Richard Maponya hailed as beacon of light for black business during apartheid
Johannesburg - Renowned businessman Richard Maponya, who died on Monday aged 99 after a short illness, was a shining beacon of light for black business during apartheid, the South African Chamber of Commerce and Industry (SACCI) said.
A family confirmed the death of Maponya, who defied the restrictions of decades-long white apartheid rule to build a business empire, culminating in the opening of the Maponya mall in the sprawling Soweto township in 2007 which boasts more than 200 stores and a cinema complex.
In a statement, SACCI said Maponya was not only an activist, but a visionary and innovative leader in business and South African society in general.
"His achievements are incomparable, given the huge obstacles he had to overcome and endure in building his business dynasty," the chamber said.
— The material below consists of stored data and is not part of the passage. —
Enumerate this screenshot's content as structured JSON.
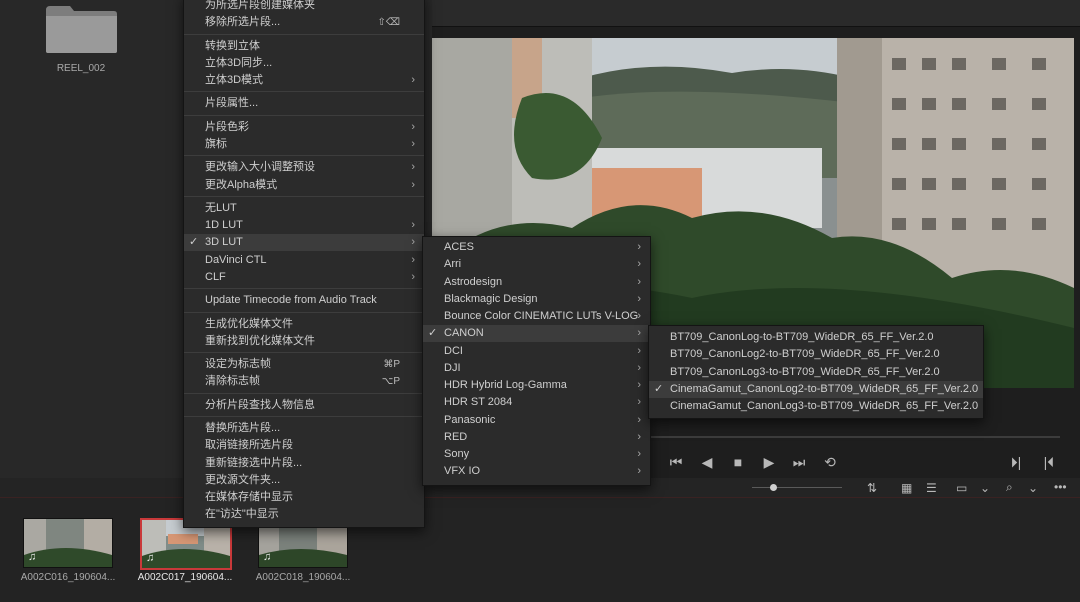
{
  "media_pool": {
    "folder_label": "REEL_002"
  },
  "clips": [
    {
      "label": "A002C016_190604...",
      "selected": false
    },
    {
      "label": "A002C017_190604...",
      "selected": true
    },
    {
      "label": "A002C018_190604...",
      "selected": false
    }
  ],
  "context_menu": [
    {
      "label": "为所选片段创建媒体夹"
    },
    {
      "label": "移除所选片段...",
      "shortcut": "⇧⌫"
    },
    {
      "sep": true
    },
    {
      "label": "转换到立体"
    },
    {
      "label": "立体3D同步..."
    },
    {
      "label": "立体3D模式",
      "arrow": "›"
    },
    {
      "sep": true
    },
    {
      "label": "片段属性..."
    },
    {
      "sep": true
    },
    {
      "label": "片段色彩",
      "arrow": "›"
    },
    {
      "label": "旗标",
      "arrow": "›"
    },
    {
      "sep": true
    },
    {
      "label": "更改输入大小调整预设",
      "arrow": "›"
    },
    {
      "label": "更改Alpha模式",
      "arrow": "›"
    },
    {
      "sep": true
    },
    {
      "label": "无LUT"
    },
    {
      "label": "1D LUT",
      "arrow": "›"
    },
    {
      "label": "3D LUT",
      "arrow": "›",
      "check": "✓",
      "highlight": true
    },
    {
      "label": "DaVinci CTL",
      "arrow": "›"
    },
    {
      "label": "CLF",
      "arrow": "›"
    },
    {
      "sep": true
    },
    {
      "label": "Update Timecode from Audio Track"
    },
    {
      "sep": true
    },
    {
      "label": "生成优化媒体文件"
    },
    {
      "label": "重新找到优化媒体文件"
    },
    {
      "sep": true
    },
    {
      "label": "设定为标志帧",
      "shortcut": "⌘P"
    },
    {
      "label": "清除标志帧",
      "shortcut": "⌥P"
    },
    {
      "sep": true
    },
    {
      "label": "分析片段查找人物信息"
    },
    {
      "sep": true
    },
    {
      "label": "替换所选片段..."
    },
    {
      "label": "取消链接所选片段"
    },
    {
      "label": "重新链接选中片段..."
    },
    {
      "label": "更改源文件夹..."
    },
    {
      "label": "在媒体存储中显示"
    },
    {
      "label": "在\"访达\"中显示"
    }
  ],
  "lut_submenu": [
    {
      "label": "ACES",
      "arrow": "›"
    },
    {
      "label": "Arri",
      "arrow": "›"
    },
    {
      "label": "Astrodesign",
      "arrow": "›"
    },
    {
      "label": "Blackmagic Design",
      "arrow": "›"
    },
    {
      "label": "Bounce Color CINEMATIC LUTs V-LOG",
      "arrow": "›"
    },
    {
      "label": "CANON",
      "arrow": "›",
      "check": "✓",
      "highlight": true
    },
    {
      "label": "DCI",
      "arrow": "›"
    },
    {
      "label": "DJI",
      "arrow": "›"
    },
    {
      "label": "HDR Hybrid Log-Gamma",
      "arrow": "›"
    },
    {
      "label": "HDR ST 2084",
      "arrow": "›"
    },
    {
      "label": "Panasonic",
      "arrow": "›"
    },
    {
      "label": "RED",
      "arrow": "›"
    },
    {
      "label": "Sony",
      "arrow": "›"
    },
    {
      "label": "VFX IO",
      "arrow": "›"
    }
  ],
  "canon_submenu": [
    {
      "label": "BT709_CanonLog-to-BT709_WideDR_65_FF_Ver.2.0"
    },
    {
      "label": "BT709_CanonLog2-to-BT709_WideDR_65_FF_Ver.2.0"
    },
    {
      "label": "BT709_CanonLog3-to-BT709_WideDR_65_FF_Ver.2.0"
    },
    {
      "label": "CinemaGamut_CanonLog2-to-BT709_WideDR_65_FF_Ver.2.0",
      "check": "✓",
      "highlight": true
    },
    {
      "label": "CinemaGamut_CanonLog3-to-BT709_WideDR_65_FF_Ver.2.0"
    }
  ],
  "transport": {
    "icons": [
      "skip-back-icon",
      "step-back-icon",
      "stop-icon",
      "play-icon",
      "skip-forward-icon",
      "loop-icon"
    ]
  },
  "toolbar_icons": [
    "sort-icon",
    "grid-view-icon",
    "list-view-icon",
    "viewer-mode-icon",
    "search-icon",
    "more-options-icon"
  ],
  "colors": {
    "menu_bg": "#2b2b2b",
    "highlight": "#3c3c3c",
    "selected_clip_border": "#c9393a"
  }
}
"There can never be enough words to pay tribute to this legend, who against the most difficult challenges and odds, rose to be a shining beacon of light for black business in the apartheid days and continued to make a massive contribution to the broader business community in post-apartheid South Africa."
Earlier, President Cyril Ramaphosa also lauded Maponya, who passed away just a few days after his 99th birthday, as a trailblazer who paved the way for the racial transformation of South Africa's economy.
“Dr Maponya’s life is a testament to resilience, determination and the power of vision: namely to see black business grow to assume its full role as the key participant and driver of our economy," Ramaphosa said.
Maponya family spokesman Mandla Sibeko said funeral arrangements would be announced in due course and asked for privacy.
Sibeko said Maponya's death was a shock to the family as he was "the kind of man who was working every day and he was still working at 99-years-old".
Originally a teacher, Maponya’s business career spanned over half a century and began in the retail sector in the 1950s when he and his wife Marina opened a milk distribution company in Soweto, later expanding to include interests in the automotive sector, petrol stations and property development.
“He was of that rare breed of entrepreneurs who would not be held back or become disheartened by difficult operating conditions – in fact, having obstacles put in his path drove him even further to succeed,” Ramaphosa said.
"He understood that to get to the top, one has to begin at the very bottom. He began his career as a stock taker, and today, over 50 years later, the Maponya Mall in Soweto stands as a towering symbol of perseverance and achievement."
He said Maponya, a founding member of the National African Federated Chamber of Commerce, actively sought to help nascent black businesses and lent his support to entrepreneurship ventures, particularly in Soweto.
"The Maponya name is a veritable institution in our public life, standing for excellence and inspiring generations of South Africans," said the president.
"He has left behind a towering legacy, and I call on businessmen and businesswomen to take up the baton and see fulfilled his long-nurtured dream to open a youth entrepreneurship academy.”